A nossa escolha foi mais pragmática ao tentar apresentar uma peça que tivesse rigor jurídico e que apresentasse uma denúncia original, um pouco diferente das outras peças. Eu acho que a questão da saúde já é muito abordada, a questão do ataque às instituições democráticas - do ponto de vista de defesa do autoritarismo - também.
Então, a escolha do nosso objeto levou isso em consideração. Todos os atos e irresponsabilidades do presidente, todos eles convergem para um esvaziamento da nossa democracia.
Mais de 60 pedidos foram protocolados contra o presidente até o momento. Nenhum deles por pessoas tão jovens. Para você, qual a importância da juventude nesse processo?

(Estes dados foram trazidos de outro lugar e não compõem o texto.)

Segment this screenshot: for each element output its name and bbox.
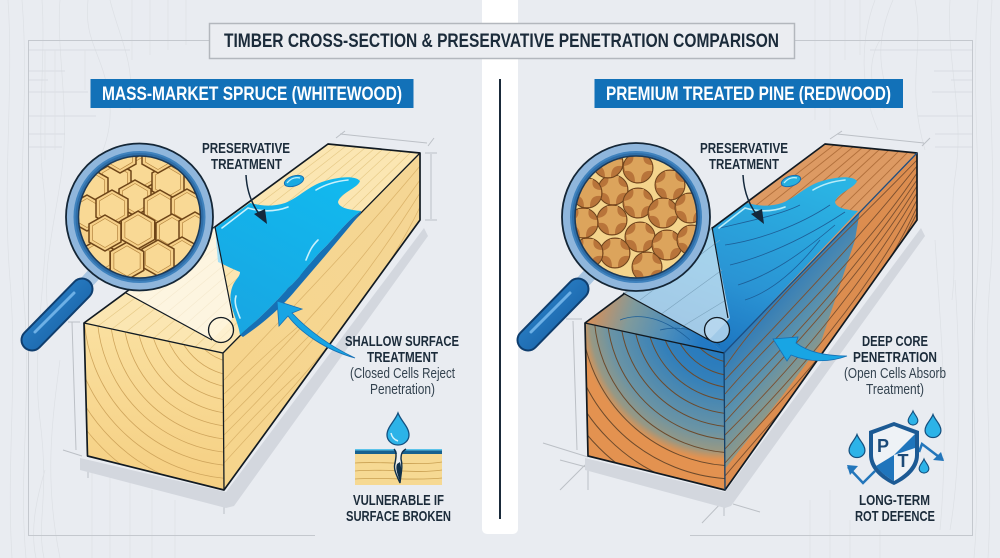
label: vulnerable if surface broken: SURFACE BROKEN	[346, 508, 451, 525]
magnifier lens: open porous cells	[562, 143, 710, 291]
magnifier cone	[126, 227, 234, 342]
heading: pine: PREMIUM TREATED PINE (REDWOOD)	[606, 84, 891, 105]
arrow: shallow surface	[277, 301, 355, 358]
heading: spruce: MASS-MARKET SPRUCE (WHITEWOOD)	[102, 84, 402, 105]
icon: water drop on cracked surface	[355, 413, 442, 485]
label: deep core penetration: PENETRATION	[853, 349, 937, 366]
label: shallow surface treatment: SHALLOW SURFACE	[345, 333, 459, 350]
title box	[210, 24, 794, 58]
title box: TIMBER CROSS-SECTION & PRESERVATIVE PENETRATION COMPARISON	[224, 30, 779, 52]
label: shallow surface treatment	[345, 333, 459, 398]
central white divider band	[482, 0, 518, 534]
beam: pine timber	[585, 145, 925, 508]
beam: spruce timber	[80, 143, 428, 508]
arrow: deep core	[773, 337, 847, 361]
label: preservative treatment	[700, 140, 788, 173]
dimension lines	[63, 131, 437, 514]
label: vulnerable if surface broken: VULNERABLE IF	[353, 492, 444, 509]
beam outline: pine	[585, 144, 917, 490]
icon: shield with drops: P	[877, 436, 889, 456]
label: long-term rot defence: ROT DEFENCE	[855, 508, 935, 525]
label: preservative treatment: TREATMENT	[211, 156, 282, 173]
heading: pine	[594, 79, 903, 108]
label: long-term rot defence	[855, 492, 935, 525]
preservative liquid: deep	[585, 173, 858, 353]
panel: premium treated pine	[528, 79, 946, 525]
label: shallow surface treatment: Penetration)	[370, 381, 435, 398]
dimension lines	[543, 131, 930, 523]
label: deep core penetration: DEEP CORE	[862, 333, 928, 350]
icon: shield with drops	[847, 411, 944, 485]
label: preservative treatment: PRESERVATIVE	[700, 140, 788, 157]
label: deep core penetration: (Open Cells Absorb	[844, 365, 946, 382]
magnifier handle	[32, 272, 96, 340]
label: deep core penetration	[844, 333, 946, 398]
central divider line	[499, 79, 501, 519]
label: preservative treatment	[202, 140, 290, 173]
label: shallow surface treatment: TREATMENT	[367, 349, 438, 366]
label: shallow surface treatment: (Closed Cells Reject	[350, 365, 456, 382]
magnifier handle	[528, 272, 592, 340]
magnifier cone	[623, 227, 730, 342]
preservative liquid: shallow	[215, 173, 361, 337]
heading: spruce	[90, 79, 414, 108]
arrow: preservative treatment	[743, 175, 764, 224]
label: deep core penetration: Treatment)	[866, 381, 924, 398]
magnifier lens: closed hexagonal cells	[66, 137, 213, 298]
label: preservative treatment: TREATMENT	[709, 156, 779, 173]
label: preservative treatment: PRESERVATIVE	[202, 140, 290, 157]
panel: mass-market spruce	[32, 79, 459, 525]
label: long-term rot defence: LONG-TERM	[859, 492, 930, 509]
icon: shield with drops: T	[898, 451, 908, 471]
arrow: preservative treatment	[246, 175, 267, 224]
label: vulnerable if surface broken	[346, 492, 451, 525]
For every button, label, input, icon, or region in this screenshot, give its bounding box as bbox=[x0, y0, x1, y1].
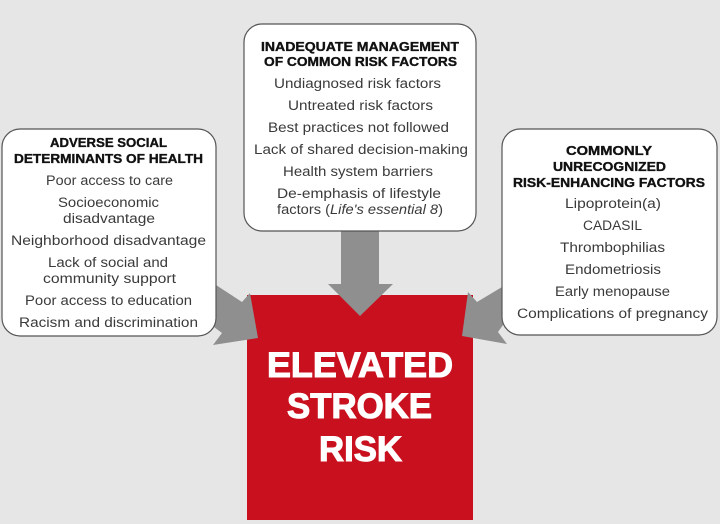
list: management factors: Health system barriers bbox=[283, 164, 433, 179]
list: risk-enhancing factors: Complications of pregnancy bbox=[517, 306, 708, 321]
heading: commonly unrecognized bbox=[513, 144, 705, 190]
panel: commonly unrecognized risk-enhancing factors bbox=[502, 129, 717, 335]
list: risk-enhancing factors: Lipoprotein(a) bbox=[565, 196, 661, 211]
list: social determinants: Poor access to care bbox=[46, 173, 173, 188]
list: management factors: Untreated risk factors bbox=[288, 98, 433, 113]
list: risk-enhancing factors: Early menopause bbox=[555, 284, 670, 299]
heading: inadequate management bbox=[261, 40, 459, 69]
panel: inadequate management of common risk factors bbox=[244, 24, 476, 231]
list: social determinants: Neighborhood disadvantage bbox=[11, 233, 206, 248]
heading: elevated stroke risk: STROKE bbox=[287, 387, 432, 426]
arrow: right bbox=[462, 287, 507, 344]
list: management factors bbox=[254, 76, 468, 217]
heading: adverse social determinants: DETERMINANTS OF HEALTH bbox=[14, 152, 203, 166]
arrow: center bbox=[328, 230, 393, 316]
heading: elevated stroke risk: ELEVATED bbox=[267, 346, 453, 385]
heading: inadequate management: INADEQUATE MANAGEMENT bbox=[261, 40, 459, 54]
list: risk-enhancing factors bbox=[517, 196, 708, 321]
list: management factors: De-emphasis of lifestyle bbox=[277, 186, 441, 201]
list: social determinants: Poor access to education bbox=[25, 293, 192, 308]
arrow: left bbox=[213, 285, 258, 345]
list: risk-enhancing factors: Thrombophilias bbox=[560, 240, 665, 255]
list: social determinants: Lack of social and bbox=[48, 255, 168, 270]
list: social determinants: Racism and discrimination bbox=[19, 315, 198, 330]
list: risk-enhancing factors: CADASIL bbox=[583, 218, 642, 233]
list: social determinants: disadvantage bbox=[63, 211, 155, 226]
heading: adverse social determinants bbox=[14, 136, 203, 166]
list: social determinants: Socioeconomic bbox=[58, 195, 159, 210]
heading: commonly unrecognized: UNRECOGNIZED bbox=[553, 160, 666, 174]
heading: commonly unrecognized: COMMONLY bbox=[566, 144, 653, 158]
list: management factors: Best practices not followed bbox=[268, 120, 449, 135]
heading: adverse social determinants: ADVERSE SOCIAL bbox=[50, 136, 167, 150]
heading: commonly unrecognized: RISK-ENHANCING FACTORS bbox=[513, 176, 705, 190]
heading: elevated stroke risk: RISK bbox=[319, 430, 402, 469]
list: management factors: factors ( Life's essential 8 ) bbox=[277, 202, 443, 217]
panel: adverse social determinants of health bbox=[2, 129, 216, 336]
panel: elevated stroke risk bbox=[247, 295, 473, 520]
list: management factors: Undiagnosed risk factors bbox=[274, 76, 441, 91]
list: risk-enhancing factors: Endometriosis bbox=[565, 262, 661, 277]
list: management factors: Lack of shared decision-making bbox=[254, 142, 468, 157]
heading: inadequate management: OF COMMON RISK FACTORS bbox=[264, 55, 457, 69]
list: social determinants: community support bbox=[43, 271, 176, 286]
list: social determinants bbox=[11, 173, 206, 330]
heading: elevated stroke risk bbox=[267, 346, 453, 469]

A juventude tem um papel essencial. Um processo de impeachment só vai ser iniciado no Brasil quando as juventudes começarem a disputar as narrativas de impeachment nas ruas também. Agora isso não é possível por conta da pandemia, mas eu acredito que as juventudes podem ser as responsáveis por iniciar esse processo.
E a relação do Bolsonaro com as juventudes, em especial as que estão hoje nas universidades ou lutando para entrar nas universidades, é uma relação bastante turbulenta. Isso vem desde quando ele estava tentando se eleger, a juventude naquela época já colocava a pauta antifascista e já sabia o que Bolsonaro pretendia fazer. Nesse sentido, a juventude está disputando esse espaço de se colocar novamente no debate público.

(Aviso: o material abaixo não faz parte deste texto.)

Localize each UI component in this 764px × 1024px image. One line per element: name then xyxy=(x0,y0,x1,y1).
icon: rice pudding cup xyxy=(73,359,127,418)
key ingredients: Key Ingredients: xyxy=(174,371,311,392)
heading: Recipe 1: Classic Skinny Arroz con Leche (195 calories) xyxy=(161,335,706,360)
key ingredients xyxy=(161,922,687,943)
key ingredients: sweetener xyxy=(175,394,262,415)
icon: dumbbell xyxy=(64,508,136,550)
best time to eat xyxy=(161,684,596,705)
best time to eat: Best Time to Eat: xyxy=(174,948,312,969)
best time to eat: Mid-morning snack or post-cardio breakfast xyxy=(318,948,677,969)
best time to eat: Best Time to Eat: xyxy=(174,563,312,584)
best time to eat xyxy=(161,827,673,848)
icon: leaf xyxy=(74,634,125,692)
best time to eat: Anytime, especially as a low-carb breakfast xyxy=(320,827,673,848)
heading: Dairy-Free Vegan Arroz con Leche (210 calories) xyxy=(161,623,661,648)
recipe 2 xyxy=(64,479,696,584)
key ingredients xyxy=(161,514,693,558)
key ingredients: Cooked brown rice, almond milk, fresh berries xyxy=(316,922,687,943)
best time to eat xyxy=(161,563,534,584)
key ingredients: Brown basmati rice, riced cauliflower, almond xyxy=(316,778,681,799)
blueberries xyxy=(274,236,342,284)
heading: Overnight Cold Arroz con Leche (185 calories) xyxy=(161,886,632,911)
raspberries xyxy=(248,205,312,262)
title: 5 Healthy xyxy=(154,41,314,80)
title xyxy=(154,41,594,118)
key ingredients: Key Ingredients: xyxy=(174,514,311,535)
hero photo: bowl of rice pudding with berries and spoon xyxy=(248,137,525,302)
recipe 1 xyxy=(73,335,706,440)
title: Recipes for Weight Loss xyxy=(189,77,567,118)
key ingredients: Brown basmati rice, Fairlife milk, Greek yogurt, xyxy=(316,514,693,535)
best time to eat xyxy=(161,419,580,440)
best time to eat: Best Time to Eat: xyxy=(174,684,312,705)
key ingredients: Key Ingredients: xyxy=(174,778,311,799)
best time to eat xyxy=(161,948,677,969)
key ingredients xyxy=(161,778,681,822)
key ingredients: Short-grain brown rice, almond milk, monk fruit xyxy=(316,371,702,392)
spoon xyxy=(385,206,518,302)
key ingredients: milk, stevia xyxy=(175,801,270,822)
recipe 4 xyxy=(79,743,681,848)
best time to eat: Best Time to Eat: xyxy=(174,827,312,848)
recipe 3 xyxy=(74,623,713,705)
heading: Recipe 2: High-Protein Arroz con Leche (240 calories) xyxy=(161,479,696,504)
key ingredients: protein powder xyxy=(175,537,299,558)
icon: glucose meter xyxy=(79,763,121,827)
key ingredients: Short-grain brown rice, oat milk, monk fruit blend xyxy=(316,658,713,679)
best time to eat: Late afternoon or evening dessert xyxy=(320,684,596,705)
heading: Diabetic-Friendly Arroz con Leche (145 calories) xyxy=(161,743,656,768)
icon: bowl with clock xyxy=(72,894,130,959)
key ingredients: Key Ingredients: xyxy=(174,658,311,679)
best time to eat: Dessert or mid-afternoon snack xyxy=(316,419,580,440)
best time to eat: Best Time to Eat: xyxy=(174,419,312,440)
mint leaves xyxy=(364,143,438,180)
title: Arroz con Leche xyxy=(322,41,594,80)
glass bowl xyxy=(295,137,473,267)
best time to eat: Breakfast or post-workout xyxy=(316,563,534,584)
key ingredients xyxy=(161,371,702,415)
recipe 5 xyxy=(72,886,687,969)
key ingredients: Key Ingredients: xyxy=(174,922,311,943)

Bolsonaro tenta constantemente fazer com que a gente pareça irresponsável, a galera da "balbúrdia". E eu acho que a gente apresentar um pedido dessa forma, com tantas entidades estudantis, demonstra não só o nosso compromisso com o nosso país, mas também a nossa capacidade e legitimidade de lutar pela democracia.
Nós tivemos ajuda dos advogados que assinam a peça para redigi-la, mas foi uma peça escrita por nós e nós temos 20 anos. Foi uma peça que a gente escreveu, que nos debruçamos a pensar o que de fato estava acontecendo no país, o que consiste ou não em crime de responsabilidade. Esse processo coletivo também demonstra muito a importância que a juventude tem em conduzir essa mudança democrática no país.

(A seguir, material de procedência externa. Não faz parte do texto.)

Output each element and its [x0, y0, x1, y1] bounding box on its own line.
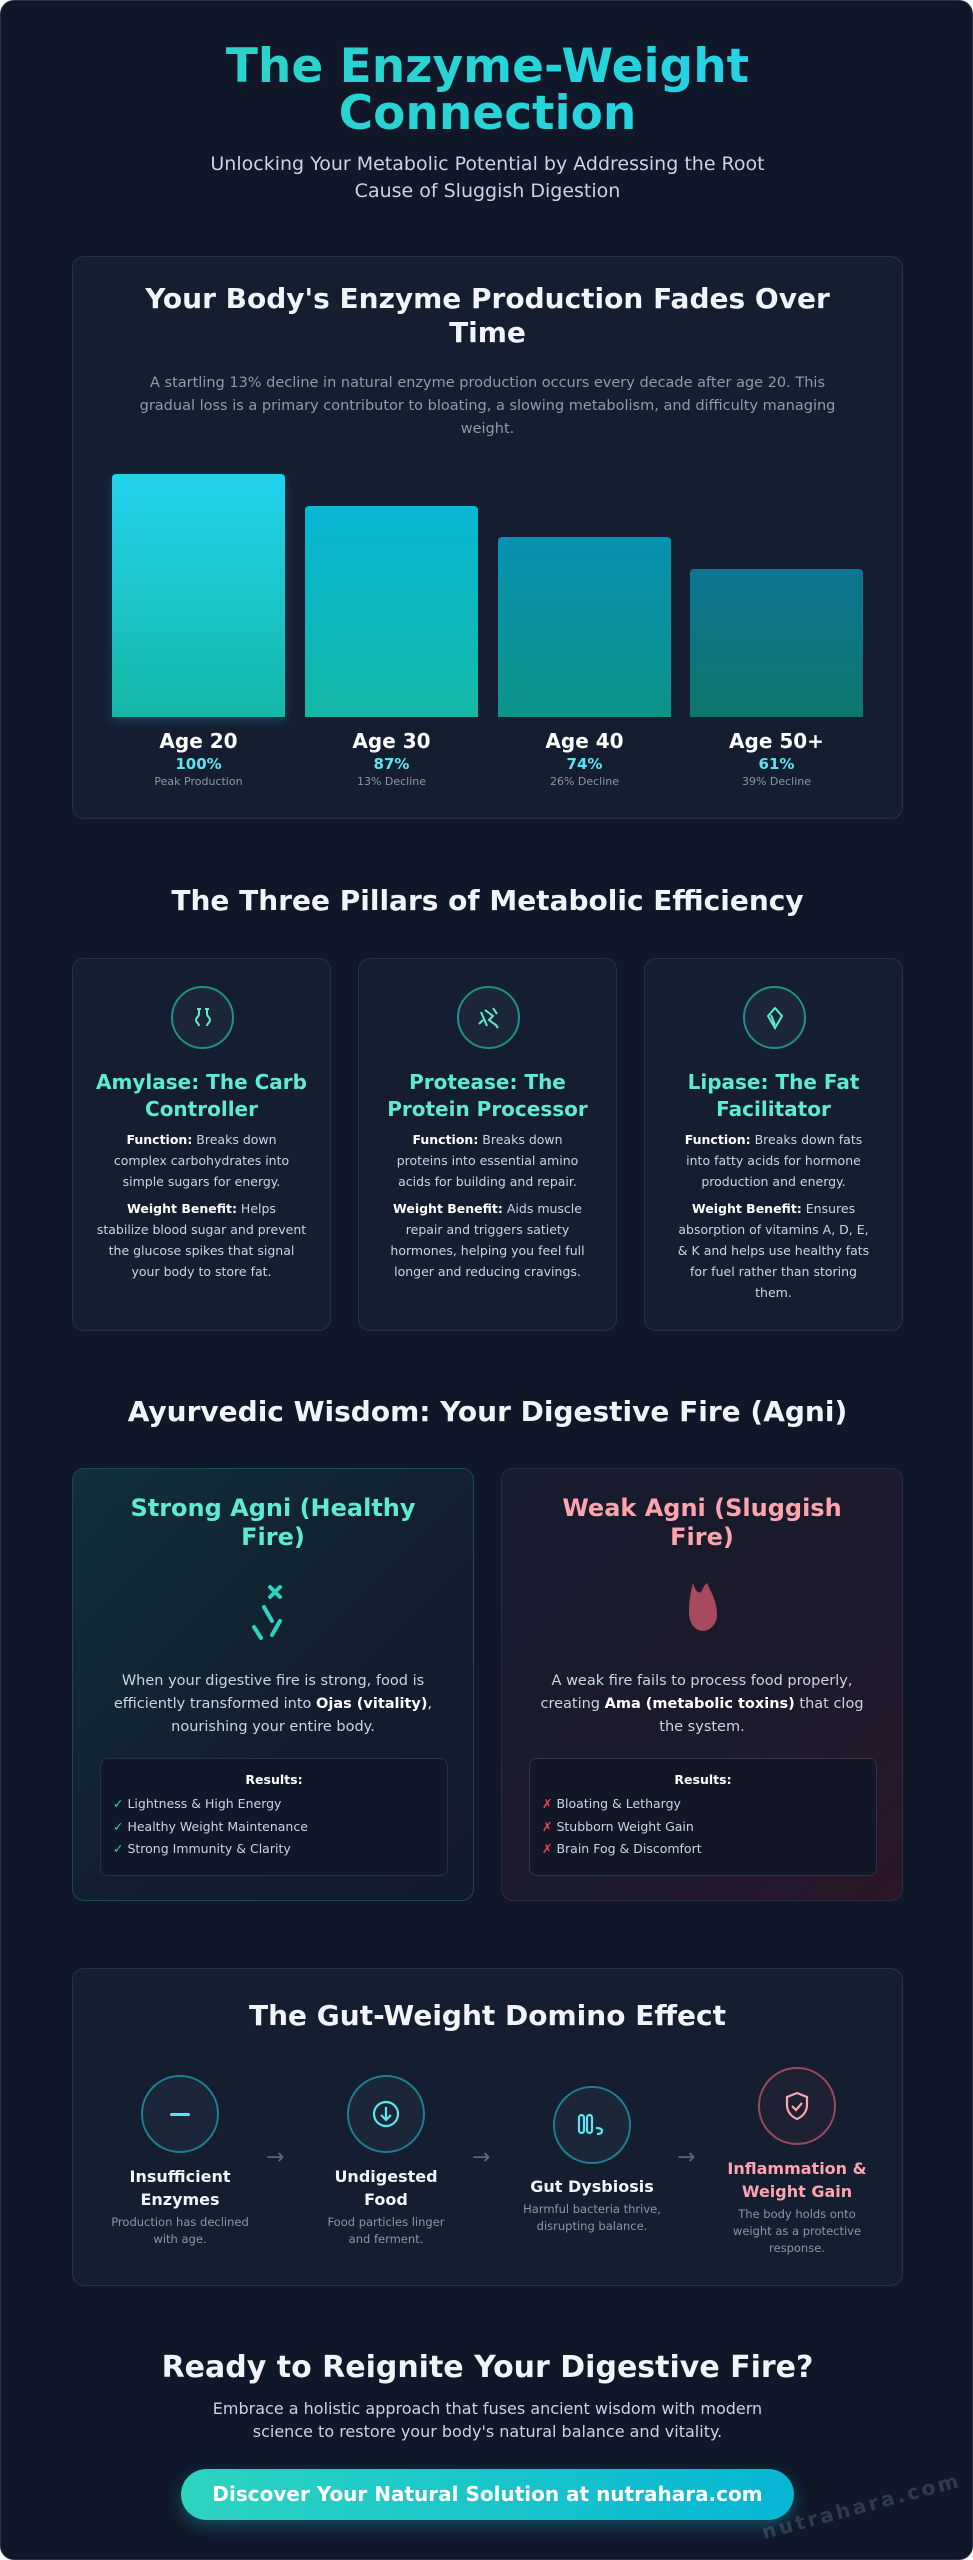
subtitle: Unlocking Your Metabolic Potential by Addressing the Root Cause of Sluggish Digestion	[210, 153, 765, 202]
bar chart	[108, 474, 863, 724]
step 1: Production has declined with age.	[111, 2215, 249, 2246]
heading: agni: Ayurvedic Wisdom: Your Digestive Fire (Agni)	[128, 1395, 847, 1428]
watermark: nutrahara.com	[759, 2468, 964, 2544]
step 2: Food particles linger and ferment.	[327, 2215, 445, 2246]
title: Lipase: The Fat Facilitator	[688, 1070, 859, 1121]
title: The Enzyme-Weight	[226, 39, 749, 94]
card: protease	[358, 958, 617, 1331]
heading: call to action: Ready to Reignite Your Digestive Fire?	[162, 2350, 813, 2385]
results box: Results:	[245, 1772, 303, 1787]
results box	[100, 1758, 448, 1876]
bar labels: 100%	[175, 755, 222, 773]
step 2: Undigested Food	[334, 2167, 438, 2209]
step 4	[727, 2067, 867, 2255]
panel: domino effect	[72, 1968, 903, 2286]
icon: lipase	[743, 986, 806, 1049]
card: amylase	[72, 958, 331, 1331]
body text	[678, 1132, 869, 1300]
results box: ✓ Lightness & High Energy	[113, 1796, 281, 1811]
results box	[529, 1758, 877, 1876]
bar labels: 61%	[759, 755, 794, 773]
step 3: Gut Dysbiosis	[530, 2177, 654, 2196]
body text: complex carbohydrates into simple sugars for energy.	[114, 1153, 289, 1189]
step 3: Harmful bacteria thrive, disrupting balance.	[523, 2202, 661, 2233]
button: Discover Your Natural Solution at nutrahara.com	[212, 2482, 763, 2506]
arrow: →	[472, 2145, 490, 2170]
bar labels: 87%	[374, 755, 409, 773]
icon: shield	[758, 2067, 836, 2145]
description: When your digestive fire is strong, food is efficiently transformed into Ojas (vitality), nourishing your entire body.	[114, 1673, 432, 1735]
title: Connection	[339, 86, 636, 141]
panel: weak agni	[501, 1468, 903, 1901]
step 1	[111, 2075, 249, 2246]
heading: The Gut-Weight Domino Effect	[249, 1999, 726, 2032]
results box: ✓ Healthy Weight Maintenance	[113, 1818, 308, 1834]
title: Amylase: The Carb Controller	[96, 1070, 307, 1121]
bar labels: 13% Decline	[357, 775, 426, 788]
step 4: The body holds onto weight as a protective response.	[733, 2207, 861, 2255]
button	[181, 2469, 794, 2520]
bar labels: Age 50+	[729, 729, 824, 753]
heading: three pillars: The Three Pillars of Metabolic Efficiency	[171, 884, 804, 917]
body text	[97, 1132, 306, 1279]
bar labels: Peak Production	[154, 775, 243, 788]
bar labels	[154, 729, 824, 788]
body text: Function: Breaks down	[126, 1132, 277, 1147]
body text: Function: Breaks down proteins into essential amino acids for building and repair.	[397, 1132, 578, 1189]
panel: strong agni	[72, 1468, 474, 1901]
description: A startling 13% decline in natural enzyme production occurs every decade after age 20. This gradual loss is a primary contributor to bloating, a slowing metabolism, and difficulty managing weight.	[140, 375, 835, 437]
bar labels: Age 30	[352, 729, 431, 753]
bar labels: Age 20	[159, 729, 238, 753]
arrow: →	[266, 2145, 284, 2170]
cta text: Embrace a holistic approach that fuses ancient wisdom with modern science to restore your body's natural balance and vitality.	[213, 2399, 762, 2441]
icon: amylase	[171, 986, 234, 1049]
step 2	[327, 2075, 445, 2246]
icon: protease	[457, 986, 520, 1049]
step 1: Insufficient Enzymes	[130, 2167, 230, 2209]
card: lipase	[644, 958, 903, 1331]
body text: Function: Breaks down fats into fatty acids for hormone production and energy.	[685, 1132, 862, 1189]
step 4: Inflammation & Weight Gain	[727, 2159, 867, 2201]
title: Strong Agni (Healthy Fire)	[130, 1494, 416, 1551]
icon: download	[347, 2075, 425, 2153]
title	[226, 39, 749, 141]
body text: Weight Benefit: Helps	[127, 1201, 276, 1216]
results box: ✗ Bloating & Lethargy	[542, 1796, 681, 1811]
bar labels: 26% Decline	[550, 775, 619, 788]
bar labels: Age 40	[545, 729, 624, 753]
results box: ✗ Stubborn Weight Gain	[542, 1818, 694, 1834]
icon: minus	[141, 2075, 219, 2153]
body text: stabilize blood sugar and prevent the glucose spikes that signal your body to store fat.	[97, 1222, 306, 1279]
icon: weak fire	[689, 1583, 717, 1631]
step 3	[523, 2086, 661, 2233]
heading: Your Body's Enzyme Production Fades Over Time	[145, 282, 830, 349]
results box: ✗ Brain Fog & Discomfort	[542, 1841, 702, 1856]
body text: Weight Benefit: Ensures absorption of vitamins A, D, E, & K and helps use healthy fats for fuel rather than storing them.	[678, 1201, 869, 1300]
results box: Results:	[674, 1772, 732, 1787]
panel: enzyme decline	[72, 256, 903, 819]
title: Protease: The Protein Processor	[387, 1070, 588, 1121]
bar labels: 74%	[567, 755, 602, 773]
results box: ✓ Strong Immunity & Clarity	[113, 1841, 291, 1856]
body text	[390, 1132, 585, 1279]
title: Weak Agni (Sluggish Fire)	[562, 1494, 842, 1551]
arrow: →	[677, 2145, 695, 2170]
description: A weak fire fails to process food properly, creating Ama (metabolic toxins) that clog the system.	[540, 1673, 864, 1735]
icon: bacteria	[553, 2086, 631, 2164]
icon: healthy fire	[252, 1584, 282, 1640]
bar labels: 39% Decline	[742, 775, 811, 788]
body text: Weight Benefit: Aids muscle repair and triggers satiety hormones, helping you feel full longer and reducing cravings.	[390, 1201, 585, 1279]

Com o fim da pandemia, a diminuição dos casos e a vacinação, o nosso projeto é ir às ruas.
Enquanto presidente da Câmara dos Deputados, Rodrigo Maia não deu início a nenhum dos pedidos protocolados. Como você avalia a atuação dele e, com a eleição de Lira, há esperança dos pedidos irem adiante?
Foi uma derrota grande para nós o Lira ter ganho as eleições à presidência da Câmara dos Deputados ontem. Mas, eu acho que no fundo tanto o Lira quanto o candidato Baleia Rossi, se tivesse sido eleito, teria chance sim de que eles abrissem o processo de impeachment. Principalmente, porque eles são do centrão. É óbvio que representam projetos diferentes, mas eles também representam projetos parecidos. E se for conveniente para o Lira, existe a chance dele abrir o processo de impeachment. O Maia mesmo queria abrir um processo ontem, como uma retaliação ao governo.
Eu acho que é possível sim, mas isso exige que a gente vá para às ruas. Se a pandemia permitir isso, a gente for para às ruas e se tornar conveniente pra ele, se a gente conseguir mobilizar a opinião pública, demonstrar pra todo mundo o que pra nós é muito evidente, há sim uma chance. O centrão vai para onde a água leva.
Você acredita que há clima político para o impeachment acontecer, tanto no parlamento quanto na sociedade?
Em alguns setores da sociedade, sim. O impeachment precisa acontecer, é uma questão de salvar o país. Mas, do ponto de vista da política institucional, não há clima agora. Ainda tem muito o que caminhar.
Os pedidos de impeachment são muito importantes nesse sentido de começarem a trazer esse debate, mas acho que ainda não há clima. Para os homens brancos do Congresso e aqueles que representam um projeto político elitista e branco, que na minha visão é a maioria no Congresso hoje, para que eles votem favoráveis ao impeachment ainda há muito o que a população tem que fazer.